US 12,230,049 B2
Multi-segment text search using machine learning model for text similarity
Bryant Lee, San Francisco, CA (US); Andrew Tjang, Moraga, CA (US); Andrew Perry Chu, San Francisco, CA (US); and Uday Pulleti, Hyderabad (IN)
Assigned to Cognition IP Technology Inc., San Francisco, CA (US)
Filed by Cognition IP Technology Inc., San Francisco, CA (US)
Filed on Jun. 5, 2023, as Appl. No. 18/205,867.
Application 18/205,867 is a continuation of application No. 17/723,449, filed on Apr. 18, 2022, granted, now 11,670,103.
Application 17/723,449 is a continuation of application No. 16/718,081, filed on Dec. 17, 2019, granted, now 11,308,320, issued on Apr. 19, 2022.
Claims priority of provisional application 62/787,640, filed on Jan. 2, 2019.
Claims priority of provisional application 62/780,582, filed on Dec. 17, 2018.
Prior Publication US 2023/0394863 A1, Dec. 7, 2023
This patent is subject to a terminal disclaimer.
Int. Cl. G06F 17/00 (2019.01); G06F 40/226 (2020.01); G06V 30/413 (2022.01); G06V 30/414 (2022.01); G06V 30/418 (2022.01); G06F 16/93 (2019.01)

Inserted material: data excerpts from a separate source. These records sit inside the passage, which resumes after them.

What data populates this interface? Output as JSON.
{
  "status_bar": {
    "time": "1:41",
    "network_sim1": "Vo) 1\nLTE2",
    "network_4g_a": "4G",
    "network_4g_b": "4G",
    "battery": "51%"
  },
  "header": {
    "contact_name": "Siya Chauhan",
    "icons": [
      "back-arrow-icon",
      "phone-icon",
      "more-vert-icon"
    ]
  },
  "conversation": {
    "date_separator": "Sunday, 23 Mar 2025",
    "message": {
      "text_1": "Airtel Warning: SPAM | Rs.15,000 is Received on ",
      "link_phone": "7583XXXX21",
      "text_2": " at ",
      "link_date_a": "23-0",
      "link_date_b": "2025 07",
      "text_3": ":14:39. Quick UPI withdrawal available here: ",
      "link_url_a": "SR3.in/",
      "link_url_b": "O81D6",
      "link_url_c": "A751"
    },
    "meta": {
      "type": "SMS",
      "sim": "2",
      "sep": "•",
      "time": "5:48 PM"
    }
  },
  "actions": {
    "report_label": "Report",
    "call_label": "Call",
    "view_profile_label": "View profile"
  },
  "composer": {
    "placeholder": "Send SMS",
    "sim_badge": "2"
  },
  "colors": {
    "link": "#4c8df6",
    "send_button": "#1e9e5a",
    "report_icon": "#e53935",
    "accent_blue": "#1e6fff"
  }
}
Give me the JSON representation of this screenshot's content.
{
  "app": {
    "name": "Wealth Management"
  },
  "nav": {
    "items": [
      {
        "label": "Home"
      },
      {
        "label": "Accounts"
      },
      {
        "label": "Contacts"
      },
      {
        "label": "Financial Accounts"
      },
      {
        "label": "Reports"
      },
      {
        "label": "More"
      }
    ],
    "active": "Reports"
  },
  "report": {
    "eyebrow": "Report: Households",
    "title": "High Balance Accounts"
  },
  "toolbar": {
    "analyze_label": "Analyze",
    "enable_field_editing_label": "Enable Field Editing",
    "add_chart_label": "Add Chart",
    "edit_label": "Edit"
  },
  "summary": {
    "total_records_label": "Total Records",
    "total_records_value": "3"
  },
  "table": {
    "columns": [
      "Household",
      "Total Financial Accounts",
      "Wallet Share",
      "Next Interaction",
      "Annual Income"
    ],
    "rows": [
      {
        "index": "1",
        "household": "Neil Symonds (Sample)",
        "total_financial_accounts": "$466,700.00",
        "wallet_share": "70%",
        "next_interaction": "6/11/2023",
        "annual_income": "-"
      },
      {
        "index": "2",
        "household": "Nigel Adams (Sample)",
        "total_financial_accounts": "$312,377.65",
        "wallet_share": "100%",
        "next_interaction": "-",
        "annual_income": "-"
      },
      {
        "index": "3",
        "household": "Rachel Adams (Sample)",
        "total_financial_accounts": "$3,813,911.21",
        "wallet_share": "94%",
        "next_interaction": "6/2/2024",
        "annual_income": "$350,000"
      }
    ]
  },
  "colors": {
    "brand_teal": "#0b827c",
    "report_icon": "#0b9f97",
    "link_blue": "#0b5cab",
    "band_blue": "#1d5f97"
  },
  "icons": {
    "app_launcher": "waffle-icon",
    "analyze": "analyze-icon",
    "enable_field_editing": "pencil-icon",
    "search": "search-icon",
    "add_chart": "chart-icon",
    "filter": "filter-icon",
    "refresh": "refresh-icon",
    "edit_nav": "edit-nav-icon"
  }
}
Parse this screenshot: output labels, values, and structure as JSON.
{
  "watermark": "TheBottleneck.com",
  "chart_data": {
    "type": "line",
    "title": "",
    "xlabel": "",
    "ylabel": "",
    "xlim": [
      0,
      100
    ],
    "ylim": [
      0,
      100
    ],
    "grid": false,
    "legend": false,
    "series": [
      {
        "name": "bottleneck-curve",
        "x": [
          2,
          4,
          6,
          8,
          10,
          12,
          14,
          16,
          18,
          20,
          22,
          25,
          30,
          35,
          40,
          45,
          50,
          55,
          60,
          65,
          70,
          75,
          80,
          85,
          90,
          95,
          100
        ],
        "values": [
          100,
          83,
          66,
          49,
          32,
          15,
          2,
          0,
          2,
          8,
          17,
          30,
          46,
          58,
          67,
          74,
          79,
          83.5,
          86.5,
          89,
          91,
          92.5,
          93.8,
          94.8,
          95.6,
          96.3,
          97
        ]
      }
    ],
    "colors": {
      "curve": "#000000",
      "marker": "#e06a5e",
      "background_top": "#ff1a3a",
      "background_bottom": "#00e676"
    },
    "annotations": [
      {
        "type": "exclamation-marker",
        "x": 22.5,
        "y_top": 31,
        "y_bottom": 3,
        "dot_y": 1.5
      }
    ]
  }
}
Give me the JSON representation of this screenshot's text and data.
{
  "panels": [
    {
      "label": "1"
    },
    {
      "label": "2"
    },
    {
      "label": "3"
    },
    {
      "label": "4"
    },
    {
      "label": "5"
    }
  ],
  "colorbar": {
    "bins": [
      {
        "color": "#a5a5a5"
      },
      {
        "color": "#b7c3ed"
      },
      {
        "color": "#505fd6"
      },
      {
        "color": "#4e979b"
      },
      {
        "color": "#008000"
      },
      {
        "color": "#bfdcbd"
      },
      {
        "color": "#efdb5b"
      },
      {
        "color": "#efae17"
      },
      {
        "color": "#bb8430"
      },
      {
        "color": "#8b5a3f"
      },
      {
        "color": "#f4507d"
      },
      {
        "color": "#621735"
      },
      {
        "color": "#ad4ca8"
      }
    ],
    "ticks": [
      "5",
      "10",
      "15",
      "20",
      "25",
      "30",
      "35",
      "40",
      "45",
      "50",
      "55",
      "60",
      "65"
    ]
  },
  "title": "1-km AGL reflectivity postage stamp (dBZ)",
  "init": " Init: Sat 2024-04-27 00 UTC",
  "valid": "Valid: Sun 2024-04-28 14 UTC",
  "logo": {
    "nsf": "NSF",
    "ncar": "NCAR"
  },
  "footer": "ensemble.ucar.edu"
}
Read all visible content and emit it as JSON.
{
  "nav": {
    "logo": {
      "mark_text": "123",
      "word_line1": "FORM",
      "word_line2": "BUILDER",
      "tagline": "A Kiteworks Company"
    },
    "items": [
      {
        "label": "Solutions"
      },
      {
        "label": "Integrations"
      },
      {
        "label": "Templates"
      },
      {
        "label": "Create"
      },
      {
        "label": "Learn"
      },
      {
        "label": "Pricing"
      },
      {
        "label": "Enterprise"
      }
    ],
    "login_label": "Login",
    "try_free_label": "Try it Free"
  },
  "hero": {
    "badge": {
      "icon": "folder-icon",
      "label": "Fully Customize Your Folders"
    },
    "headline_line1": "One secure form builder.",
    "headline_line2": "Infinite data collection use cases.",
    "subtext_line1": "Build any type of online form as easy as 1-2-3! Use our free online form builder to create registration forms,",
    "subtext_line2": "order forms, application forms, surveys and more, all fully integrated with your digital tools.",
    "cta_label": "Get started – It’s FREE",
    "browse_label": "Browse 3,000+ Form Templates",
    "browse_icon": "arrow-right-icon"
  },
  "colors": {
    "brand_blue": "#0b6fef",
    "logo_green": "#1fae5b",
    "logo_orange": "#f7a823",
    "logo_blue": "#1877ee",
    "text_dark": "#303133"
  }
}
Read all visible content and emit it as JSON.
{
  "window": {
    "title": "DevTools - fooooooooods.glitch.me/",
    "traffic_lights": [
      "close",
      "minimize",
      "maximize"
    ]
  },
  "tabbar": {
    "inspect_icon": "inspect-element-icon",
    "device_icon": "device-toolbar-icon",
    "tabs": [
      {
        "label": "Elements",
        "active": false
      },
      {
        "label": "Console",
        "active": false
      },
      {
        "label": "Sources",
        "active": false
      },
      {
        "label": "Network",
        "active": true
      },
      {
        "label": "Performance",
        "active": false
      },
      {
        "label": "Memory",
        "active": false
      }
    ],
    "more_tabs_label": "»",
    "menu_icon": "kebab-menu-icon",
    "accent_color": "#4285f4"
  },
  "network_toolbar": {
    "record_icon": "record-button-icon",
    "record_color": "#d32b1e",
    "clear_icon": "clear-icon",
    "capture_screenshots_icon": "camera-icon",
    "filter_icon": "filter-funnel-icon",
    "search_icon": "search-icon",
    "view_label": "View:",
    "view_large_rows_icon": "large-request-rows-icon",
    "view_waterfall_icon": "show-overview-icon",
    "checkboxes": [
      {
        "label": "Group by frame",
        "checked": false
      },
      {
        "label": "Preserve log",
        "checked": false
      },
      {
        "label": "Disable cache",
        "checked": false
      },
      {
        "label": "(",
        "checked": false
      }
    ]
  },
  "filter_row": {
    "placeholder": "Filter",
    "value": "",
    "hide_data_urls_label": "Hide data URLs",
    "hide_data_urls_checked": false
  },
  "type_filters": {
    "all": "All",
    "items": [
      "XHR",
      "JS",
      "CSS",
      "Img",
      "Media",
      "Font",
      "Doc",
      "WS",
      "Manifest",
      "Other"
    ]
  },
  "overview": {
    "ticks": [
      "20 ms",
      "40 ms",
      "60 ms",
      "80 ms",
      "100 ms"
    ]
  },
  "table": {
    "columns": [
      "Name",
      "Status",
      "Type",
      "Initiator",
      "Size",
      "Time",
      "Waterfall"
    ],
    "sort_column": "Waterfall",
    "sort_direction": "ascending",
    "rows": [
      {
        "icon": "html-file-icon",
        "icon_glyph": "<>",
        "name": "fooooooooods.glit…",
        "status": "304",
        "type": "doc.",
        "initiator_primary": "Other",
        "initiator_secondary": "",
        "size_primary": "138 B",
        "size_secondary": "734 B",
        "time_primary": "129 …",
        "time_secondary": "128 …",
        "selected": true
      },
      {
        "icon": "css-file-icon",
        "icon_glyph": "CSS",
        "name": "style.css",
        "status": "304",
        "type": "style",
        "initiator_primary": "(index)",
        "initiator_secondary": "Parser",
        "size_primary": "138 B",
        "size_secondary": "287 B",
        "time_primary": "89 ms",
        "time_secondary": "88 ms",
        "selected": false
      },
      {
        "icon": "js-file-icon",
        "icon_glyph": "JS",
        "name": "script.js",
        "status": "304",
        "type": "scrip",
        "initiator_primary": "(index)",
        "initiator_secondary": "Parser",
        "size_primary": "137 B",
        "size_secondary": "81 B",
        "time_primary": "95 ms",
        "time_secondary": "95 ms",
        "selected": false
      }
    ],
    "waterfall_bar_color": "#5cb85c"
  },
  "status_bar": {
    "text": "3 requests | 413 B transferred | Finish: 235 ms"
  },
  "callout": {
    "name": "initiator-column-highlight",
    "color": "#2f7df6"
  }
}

CPC G06V 30/414 (2022.01) [G06F 40/226 (2020.01); G06V 30/413 (2022.01); G06V 30/418 (2022.01); G06F 16/93 (2019.01)] 18 Claims
OG exemplary drawing
 
1. A computer-implemented method for performing text search using machine learning, comprising:
receiving an input text block, the input text block comprising a patent claim;
splitting the patent claim into clauses;
performing, by a first machine learning model, a document similarity matching between each the input text block and a plurality of reference documents;
identifying, based on the document similarity matching, a first subset of documents;
performing, by a second machine learning model, a text similarity matching between each clause and a plurality of stored text portions for each document in the identified subset of document, wherein the text similarity matching generates a plurality of similarity scores measuring the similarity between each clause and the plurality of stored text portions;
generating, for each clause, a clause subset of documents from the first subset of documents;
generating, for each clause, a ranked list of text segments from the clause subset, wherein the ranking is based on text similarity between the clause and the stored text portions of the documents in the clause subset;
identifying, based at least partly on the ranked list of text segments for each clause and one or more combination criteria, a combination of final documents and text segments of said final documents; and
displaying, for each clause, one or more text segments from one or more final documents based at least partly on the ranking of the text segments and the one or more combination criteria.